Mold can leave your home looking unkempt and have your family uncomfortable. This is the reason why it’s best to call a professional to help you get rid of it if you discover some in your home. Doing this is the best way for you to deal with mold in your home once and for all. If you’re unsure of what to look out for in terms of what a mold bloom looks like, you should call your local mold inspection services to help you out.
While looking for professionals to help you with your mold issues, you can benefit from also learning a bit about mold. Do this by searching online for things like “can mold give you strep throat?” so that you can improve your knowledge of mold. You can also ask the professionals you enlist to help you, “can mold exposure cause strep throat?” Thanks to their training and experience, they can answer this question exhaustively for you.
Learning about mold and strep throat shouldn’t be the end of your insight into this topic. Find out other details such as what causes mold to grow in the first place. When you do this, you’ll find it easier to keep the mold in your house in control.
Over the past few years, household mold has become a victim of harsh criticism, with many claiming that it causes serious health problems, costing Americans millions of dollars in health bills every year. In fact, the national cost of mold-related asthma checks in at around $3.5 billion every year.
But what if we told you that some claims made against mold are just myths?
The Facts: Mold can enter a home through open doorways, windows, vents, heating, and air conditioning units. Household mold consists of microscopic mold spores that colonize on moist surfaces, such as around leaks in roofs, windows, pipes, or places of recent flooding. These fungi come in all shapes, from black to white, green to orange and everything in between.
The Myths: Hopefully after debunking a few myths about household mold, you will feel more at ease if you end up finding a colony or two in your house.
- Toxic Mold: The media loves a great story, and whenever an incident of mold is found in a communal space, they slap the “toxic mold” label on it. Also known as black mold, the myth here is that all mold that is black is bad. In reality, black mold health risks are the same as any other species of mold.
- Mold-Related Asthma: Of the 21.8 million people in the United States with asthma, around 4.6 million cases are attributed to mold exposure in the home. In reality, however, asthma issues related to outdoor mold are way more likely that suffering symptoms from indoor mold exposure.

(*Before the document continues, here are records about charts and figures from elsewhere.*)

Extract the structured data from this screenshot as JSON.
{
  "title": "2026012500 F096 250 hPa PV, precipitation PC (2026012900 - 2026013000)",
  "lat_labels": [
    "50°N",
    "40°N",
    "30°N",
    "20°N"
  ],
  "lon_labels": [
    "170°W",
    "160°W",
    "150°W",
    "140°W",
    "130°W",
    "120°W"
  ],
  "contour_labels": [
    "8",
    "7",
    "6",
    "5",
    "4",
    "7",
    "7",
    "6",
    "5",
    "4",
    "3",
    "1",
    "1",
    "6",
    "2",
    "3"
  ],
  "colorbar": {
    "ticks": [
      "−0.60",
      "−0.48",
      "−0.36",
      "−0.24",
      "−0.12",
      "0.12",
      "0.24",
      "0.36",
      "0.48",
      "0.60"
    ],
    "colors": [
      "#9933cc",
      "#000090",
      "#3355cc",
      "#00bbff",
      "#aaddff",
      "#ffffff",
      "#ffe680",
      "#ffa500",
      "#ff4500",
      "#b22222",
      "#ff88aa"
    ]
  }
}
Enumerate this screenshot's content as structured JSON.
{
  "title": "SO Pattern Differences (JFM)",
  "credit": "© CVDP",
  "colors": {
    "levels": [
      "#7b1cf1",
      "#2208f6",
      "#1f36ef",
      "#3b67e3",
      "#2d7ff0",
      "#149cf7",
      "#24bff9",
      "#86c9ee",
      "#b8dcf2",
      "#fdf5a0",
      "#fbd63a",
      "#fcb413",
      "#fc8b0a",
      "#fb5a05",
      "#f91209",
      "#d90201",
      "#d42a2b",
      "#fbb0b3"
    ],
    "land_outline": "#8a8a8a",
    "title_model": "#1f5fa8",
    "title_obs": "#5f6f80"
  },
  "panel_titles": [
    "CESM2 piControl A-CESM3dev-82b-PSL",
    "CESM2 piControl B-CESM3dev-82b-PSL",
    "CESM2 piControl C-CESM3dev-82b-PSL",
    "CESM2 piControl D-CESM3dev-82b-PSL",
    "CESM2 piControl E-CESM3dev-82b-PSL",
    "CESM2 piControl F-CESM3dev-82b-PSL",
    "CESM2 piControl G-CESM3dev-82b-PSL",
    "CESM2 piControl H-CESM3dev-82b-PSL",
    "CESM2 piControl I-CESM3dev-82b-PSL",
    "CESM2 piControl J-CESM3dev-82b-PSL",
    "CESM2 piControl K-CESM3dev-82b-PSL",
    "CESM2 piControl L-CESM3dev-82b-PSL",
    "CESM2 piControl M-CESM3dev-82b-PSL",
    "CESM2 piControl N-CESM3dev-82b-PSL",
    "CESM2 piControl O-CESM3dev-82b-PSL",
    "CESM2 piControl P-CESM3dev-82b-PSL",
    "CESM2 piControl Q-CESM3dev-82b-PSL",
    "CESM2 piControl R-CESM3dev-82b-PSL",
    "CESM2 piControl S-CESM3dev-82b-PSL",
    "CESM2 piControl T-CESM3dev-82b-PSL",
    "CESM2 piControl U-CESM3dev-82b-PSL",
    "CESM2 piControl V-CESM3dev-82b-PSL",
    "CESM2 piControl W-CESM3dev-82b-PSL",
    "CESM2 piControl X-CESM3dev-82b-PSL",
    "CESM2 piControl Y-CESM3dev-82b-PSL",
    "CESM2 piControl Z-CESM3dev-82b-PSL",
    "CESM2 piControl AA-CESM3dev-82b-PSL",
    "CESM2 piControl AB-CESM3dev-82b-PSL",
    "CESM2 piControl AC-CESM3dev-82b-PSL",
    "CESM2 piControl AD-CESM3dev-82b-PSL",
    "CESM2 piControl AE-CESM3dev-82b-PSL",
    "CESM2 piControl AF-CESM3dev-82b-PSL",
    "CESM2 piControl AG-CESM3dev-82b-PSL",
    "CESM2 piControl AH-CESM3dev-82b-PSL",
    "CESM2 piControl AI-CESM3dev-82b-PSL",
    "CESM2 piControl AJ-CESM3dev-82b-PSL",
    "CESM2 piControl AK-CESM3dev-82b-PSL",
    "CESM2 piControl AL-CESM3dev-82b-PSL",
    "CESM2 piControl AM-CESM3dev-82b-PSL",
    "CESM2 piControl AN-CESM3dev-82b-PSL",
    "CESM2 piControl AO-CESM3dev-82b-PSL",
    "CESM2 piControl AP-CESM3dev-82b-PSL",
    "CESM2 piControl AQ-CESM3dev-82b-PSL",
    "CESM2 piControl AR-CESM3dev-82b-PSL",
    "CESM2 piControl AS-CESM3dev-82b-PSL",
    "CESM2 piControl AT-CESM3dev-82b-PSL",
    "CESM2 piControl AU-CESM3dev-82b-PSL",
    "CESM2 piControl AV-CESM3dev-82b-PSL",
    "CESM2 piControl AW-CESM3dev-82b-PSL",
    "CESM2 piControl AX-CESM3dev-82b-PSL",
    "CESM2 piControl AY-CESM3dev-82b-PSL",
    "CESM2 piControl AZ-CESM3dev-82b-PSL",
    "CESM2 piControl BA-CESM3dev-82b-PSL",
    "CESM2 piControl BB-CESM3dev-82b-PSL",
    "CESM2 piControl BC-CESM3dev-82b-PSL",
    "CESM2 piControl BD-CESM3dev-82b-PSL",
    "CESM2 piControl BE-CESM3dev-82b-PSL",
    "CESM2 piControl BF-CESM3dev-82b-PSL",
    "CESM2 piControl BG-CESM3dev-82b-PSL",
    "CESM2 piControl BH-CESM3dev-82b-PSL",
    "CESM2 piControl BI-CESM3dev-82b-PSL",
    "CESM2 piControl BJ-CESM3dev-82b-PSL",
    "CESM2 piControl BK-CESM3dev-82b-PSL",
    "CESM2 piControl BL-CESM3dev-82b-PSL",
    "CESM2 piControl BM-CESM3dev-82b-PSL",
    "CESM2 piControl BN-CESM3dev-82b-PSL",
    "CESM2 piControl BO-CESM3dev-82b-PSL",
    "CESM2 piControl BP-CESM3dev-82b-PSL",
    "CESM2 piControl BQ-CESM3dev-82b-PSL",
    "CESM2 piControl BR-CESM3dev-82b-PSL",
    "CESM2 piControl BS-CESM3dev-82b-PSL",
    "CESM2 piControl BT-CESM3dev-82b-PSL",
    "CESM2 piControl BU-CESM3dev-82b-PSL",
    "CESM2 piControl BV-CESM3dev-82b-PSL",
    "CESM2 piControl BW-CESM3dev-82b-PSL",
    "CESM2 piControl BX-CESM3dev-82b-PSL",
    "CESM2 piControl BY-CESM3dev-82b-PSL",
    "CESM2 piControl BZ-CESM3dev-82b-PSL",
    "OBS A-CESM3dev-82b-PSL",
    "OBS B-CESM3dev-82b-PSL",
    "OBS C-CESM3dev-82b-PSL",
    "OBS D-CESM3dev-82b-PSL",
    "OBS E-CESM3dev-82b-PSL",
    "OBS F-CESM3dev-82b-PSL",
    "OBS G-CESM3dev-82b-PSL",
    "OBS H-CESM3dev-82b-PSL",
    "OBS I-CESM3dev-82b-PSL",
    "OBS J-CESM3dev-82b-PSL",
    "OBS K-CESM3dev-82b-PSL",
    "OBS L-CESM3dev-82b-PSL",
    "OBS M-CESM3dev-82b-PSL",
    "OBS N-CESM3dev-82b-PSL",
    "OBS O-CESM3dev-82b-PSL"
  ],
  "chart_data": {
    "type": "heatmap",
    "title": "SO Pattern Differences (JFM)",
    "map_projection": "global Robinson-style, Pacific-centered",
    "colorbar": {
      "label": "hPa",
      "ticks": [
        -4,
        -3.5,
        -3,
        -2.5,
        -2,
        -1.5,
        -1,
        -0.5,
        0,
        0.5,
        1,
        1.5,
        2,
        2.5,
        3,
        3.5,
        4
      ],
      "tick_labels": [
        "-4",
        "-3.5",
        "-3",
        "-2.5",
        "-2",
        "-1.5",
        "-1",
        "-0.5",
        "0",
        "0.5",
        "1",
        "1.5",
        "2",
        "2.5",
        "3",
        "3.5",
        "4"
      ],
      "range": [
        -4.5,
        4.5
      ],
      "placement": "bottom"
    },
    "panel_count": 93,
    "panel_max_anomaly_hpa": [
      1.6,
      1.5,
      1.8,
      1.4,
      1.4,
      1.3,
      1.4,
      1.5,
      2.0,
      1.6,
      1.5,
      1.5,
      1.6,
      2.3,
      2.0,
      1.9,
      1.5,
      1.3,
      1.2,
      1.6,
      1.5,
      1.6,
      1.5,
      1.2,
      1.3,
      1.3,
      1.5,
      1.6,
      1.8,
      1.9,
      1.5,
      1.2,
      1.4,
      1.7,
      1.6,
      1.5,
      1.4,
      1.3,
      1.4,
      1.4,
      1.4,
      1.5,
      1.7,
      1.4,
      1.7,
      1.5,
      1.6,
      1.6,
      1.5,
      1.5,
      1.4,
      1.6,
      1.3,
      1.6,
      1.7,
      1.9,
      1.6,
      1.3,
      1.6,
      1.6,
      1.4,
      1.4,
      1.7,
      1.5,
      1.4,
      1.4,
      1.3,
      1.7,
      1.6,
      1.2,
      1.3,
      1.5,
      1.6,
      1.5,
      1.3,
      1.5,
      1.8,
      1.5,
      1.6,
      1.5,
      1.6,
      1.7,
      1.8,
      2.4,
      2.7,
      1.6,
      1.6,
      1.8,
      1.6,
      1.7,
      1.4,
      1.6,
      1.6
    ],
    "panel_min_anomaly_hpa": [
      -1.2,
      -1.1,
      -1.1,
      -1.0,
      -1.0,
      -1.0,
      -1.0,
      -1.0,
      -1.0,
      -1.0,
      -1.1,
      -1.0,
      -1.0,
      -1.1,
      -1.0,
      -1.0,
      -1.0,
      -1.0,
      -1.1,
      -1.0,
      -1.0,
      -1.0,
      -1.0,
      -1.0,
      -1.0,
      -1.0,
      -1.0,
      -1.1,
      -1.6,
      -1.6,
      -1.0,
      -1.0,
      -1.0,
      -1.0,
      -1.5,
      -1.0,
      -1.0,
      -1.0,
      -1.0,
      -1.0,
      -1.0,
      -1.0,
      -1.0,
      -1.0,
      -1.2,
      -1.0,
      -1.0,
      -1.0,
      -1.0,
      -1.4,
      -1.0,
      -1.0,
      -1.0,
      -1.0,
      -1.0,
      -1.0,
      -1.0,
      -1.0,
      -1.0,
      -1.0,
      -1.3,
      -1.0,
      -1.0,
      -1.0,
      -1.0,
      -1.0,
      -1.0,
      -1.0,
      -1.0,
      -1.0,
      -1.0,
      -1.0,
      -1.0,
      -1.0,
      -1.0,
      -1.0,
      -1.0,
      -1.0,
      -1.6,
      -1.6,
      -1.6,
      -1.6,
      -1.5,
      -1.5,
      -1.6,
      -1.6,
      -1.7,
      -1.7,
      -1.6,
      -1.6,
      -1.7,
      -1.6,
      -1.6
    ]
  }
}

- Mold-Related Allergies: It is estimated that anywhere from 10 to 20% of the world’s population is allergic to mold. This estimate is a very broad one, mostly because researchers aren’t quite positive of the connection between mold and allergies. Current research does not provide enough substantial evidence stating a link.
- Mold and Sinusitis: Studies have suggested that 93% of all Chronic Sinus Infections are due to mold exposure. There is no clear evidence that a mold sensitivity can cause chronic sinusitis. Mold-killing drugs have also not been proven to make much of a difference in health.
- Mold-Related Irritation: Even when found inside damp buildings and people are exposed to mold spores for long periods of time, it is not likely to cause irritation of the eyes or throat. If it does, the side-effects are short-lived and subside after leaving the affected area. Chronic symptoms cannot always be pinned to mold exposure.
Although these myths may help you sleep better at night, you should still call a mold inspection company if you find or smell mold because if it can’t fully damage your health, it can certainly damage your house. Opt for indoor air quality testing to determine how much mold you are dealing with. Continue reading here.